Respondents brought this action to recover a balance claimed to be due upon account of certain merchandise sold Kalberg & Brandon, a partnership. Judgment having been rendered as prayed for, Brandon appeals.
He contends that the action is on a number of promissory notes, executed by Kalberg for a debt contracted prior to the formation of the partnership relation, and hence no liability can be enforced against him. Complaint is also made of the ruling of the trial court in striking paragraph 5 of the complaint, upon its own motion, and subsequently reinstating it. The action is plainly one upon an open ac*395count. After reciting the sale and delivery of the merchandise, its value, the amount paid, and the balance claimed as due, the complaint, in paragraph 5, alleged that, subsequent to the sale, Kalberg, acting for the partnership, executed and delivered to the respondents six promissory notes, aggregating $1,853.78, under an agreement that the amount due should bear interest at eight per cent from the date of the notes. At the commencement of the trial, appellants objected to certain evidence, upon the ground that the action was on the notes. The lower court held otherwise, and struck the paragraph referring to the notes from the complaint, holding that the action was upon an open account. The trial had not proceeded very far before the trial judge changed his mind, and of his own motion reinstated the stricken paragraph, and treating it as a plea of a separate cause of action, held that two causes of action were stated, one on an open account, the other on the notes. When it came to the final decision, the trial court ruled that there was but one cause of action and that, upon an open account, and held the notes were merely evidentiary.
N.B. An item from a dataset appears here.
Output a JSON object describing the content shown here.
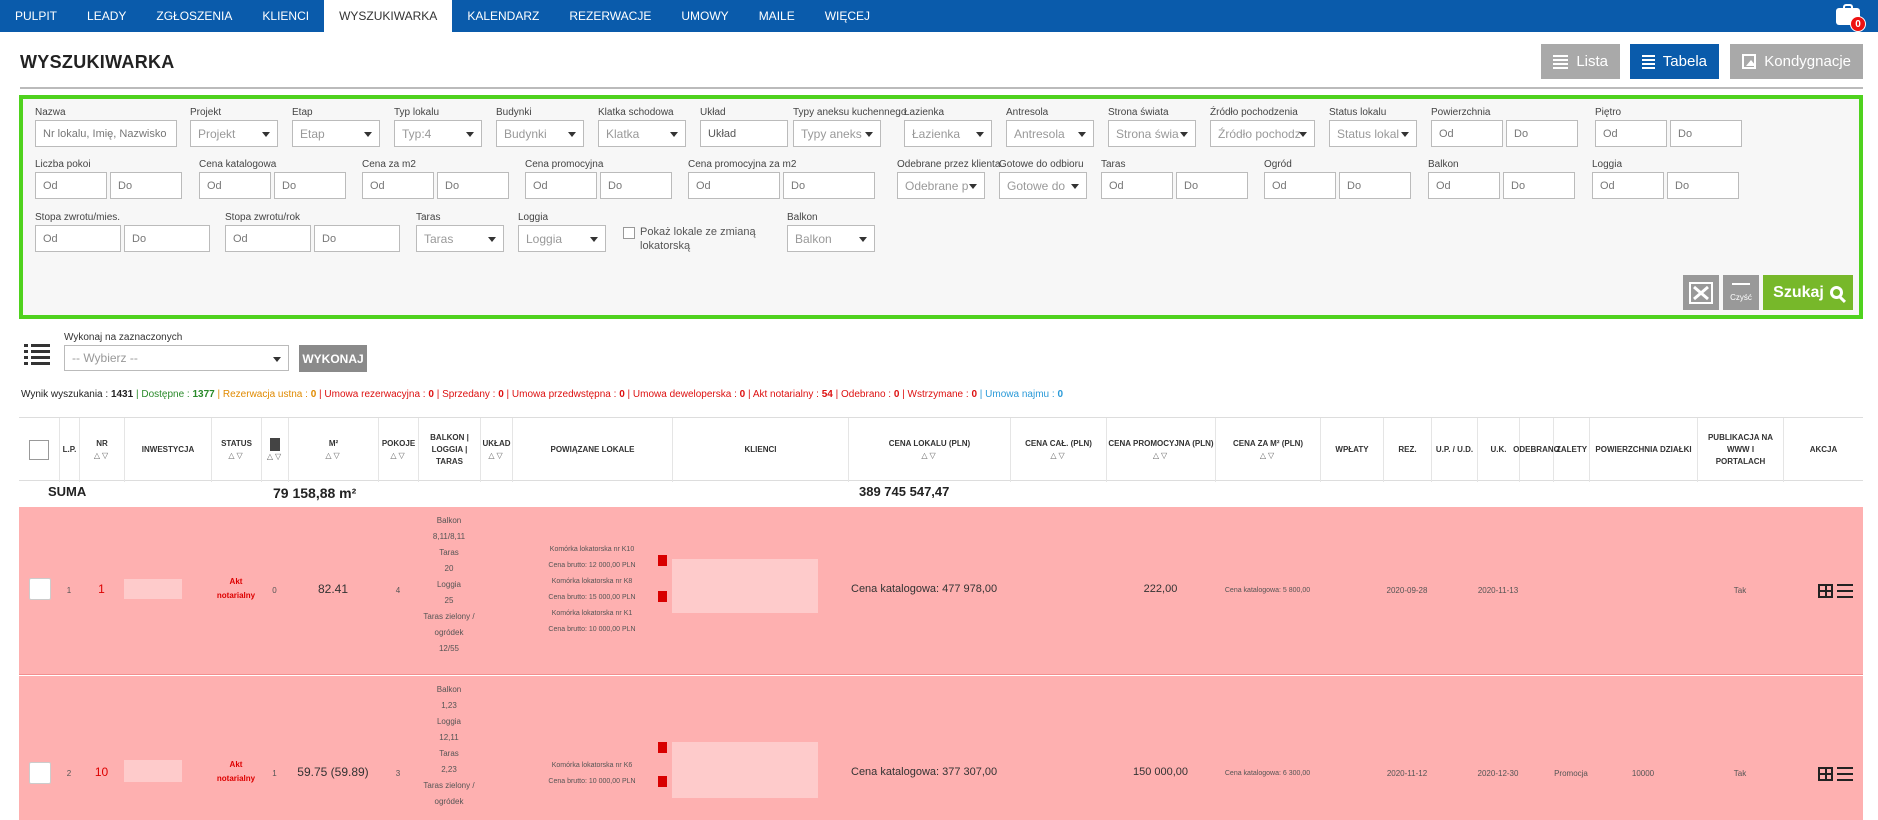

The fact that the lower court was, during the trial wavering in its opinion, does not destroy its judgment, if at last the right conclusion was reached and incorporated in the judgment. The action being on an open account, the notes were merely evidentiary matter and had no place in the complaint; hence, it could not be error to strike reference to them. And while the insertion of evidentiary matter in a complaint is bad practice and the court should not have again burdened the complaint with it, we do not think that doing so was such a vice as to call for a reversal of the judgment. The evident fact that the trial judge had' difficulty in determining the character of the action, and insisted on changing the complaint to suit his varying views, should not vitiate a judgment which the evidence convinces us was properly entered. The contract of partnership, while entered into subsequent to the commencement of the delivery of the mer*396c'handise, by its express terms relates back and covers the enterprise for the purpose of which the goods were furnished, and there can be no question but that appellant was liable as a partner.
The judgment is affirmed.
Crow, C. J., Parker, Fullerton, and Mount, JJ., concur.